Il 10 febbraio 1996 il campione del mondo Garry Kasparov iniziò un match contro Deep Blue, un computer della IBM creato esclusivamente per giocare a scacchi. La partita inaugurale si concluse con una vittoria della macchina: per la prima volta un campione del mondo veniva sconfitto in una sfida con tempi regolari da torneo.
Quella sera Kasparov si rivolse sconsolato all’amico Frederic Friedel: “E se questo affare fosse invincibile?” Non lo era: nel resto del match il grande scacchista russo riuscì a prevalere. Ma l’anno successivo, IBM chiese e ottenne una rivincita con una versione potenziata di Deep Blue (chiamata, con scarsa fantasia, Deeper Blue). E Kasparov perse. Inevitabilmente, sorsero delle polemiche riguardo l’eventualità che IBM stesse barando. La società informatica, peraltro, rifiutò qualsiasi proposta di “bella” con lo scacchista russo, e ritirò Deeper Blue facendolo entrare direttamente nel mito.

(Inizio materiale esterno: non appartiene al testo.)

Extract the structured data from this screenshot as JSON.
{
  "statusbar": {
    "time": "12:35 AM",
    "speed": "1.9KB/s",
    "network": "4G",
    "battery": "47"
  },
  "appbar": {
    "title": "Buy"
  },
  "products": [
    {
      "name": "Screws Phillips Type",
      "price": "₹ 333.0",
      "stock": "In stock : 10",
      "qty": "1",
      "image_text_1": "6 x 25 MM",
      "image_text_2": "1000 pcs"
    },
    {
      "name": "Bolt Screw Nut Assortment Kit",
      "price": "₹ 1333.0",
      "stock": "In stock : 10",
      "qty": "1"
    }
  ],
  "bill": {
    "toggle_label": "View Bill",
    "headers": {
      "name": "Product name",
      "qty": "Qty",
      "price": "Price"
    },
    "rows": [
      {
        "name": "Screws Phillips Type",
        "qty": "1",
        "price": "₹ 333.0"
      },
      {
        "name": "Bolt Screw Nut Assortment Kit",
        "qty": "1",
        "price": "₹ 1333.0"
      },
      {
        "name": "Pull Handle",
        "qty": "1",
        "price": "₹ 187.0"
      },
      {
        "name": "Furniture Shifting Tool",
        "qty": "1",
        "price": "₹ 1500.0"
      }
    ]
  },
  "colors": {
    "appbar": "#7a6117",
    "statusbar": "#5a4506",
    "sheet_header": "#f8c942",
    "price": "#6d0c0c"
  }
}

E questo è il punto. All’epoca si parlò di una sconfitta dell’umanità contro l’inesorabile avanzata delle macchine, proprio come per la sfida precedente i titoli dei giornali erano del genere The Brain’s Last Stand, Kasparov Defends Humanity, The Machines Are Entering the Last Human Refuge, Intelligence. Anche il campione partecipò a questa narrativa, definendosi un campione colpevole di aver deluso l’intera razza umana.

Nel suo nuovo libro, Deep Thinking, Kasparov cerca innanzitutto di ribaltare tale impostazione. Non solo quando rievoca i suoi match: più in generale – ed è il tema del saggio – insiste per un approccio lucido e meno enfatico al rapporto fra uomo e macchina. Ci sono due versioni della mitologia che circonda l’intelligenza artificiale. La meno diffusa è un ottimismo vacuo; la più nota è quella alla HAL 9000, che in 2001: Odissea nello spazio sconfigge a scacchi Frank Poole e poi lo uccide. (Vedi anche i timori espressi non molto tempo fa da Elon Musk).
Intervistato da Business Insider, Kasparov ha specificato che entrambe queste versioni sono intollerabili: uno degli scopi del saggio è proprio quello di “osservare il problema oggettivamente, senza le aspettative utopistiche e senza i timori distopici”. Una premessa abbastanza minoritaria, in tempi di slogan e reazioni di pancia; ma anche per questo molto rinfrescante. Del resto, era difficile aspettarsi altrimenti conoscendo l’autore.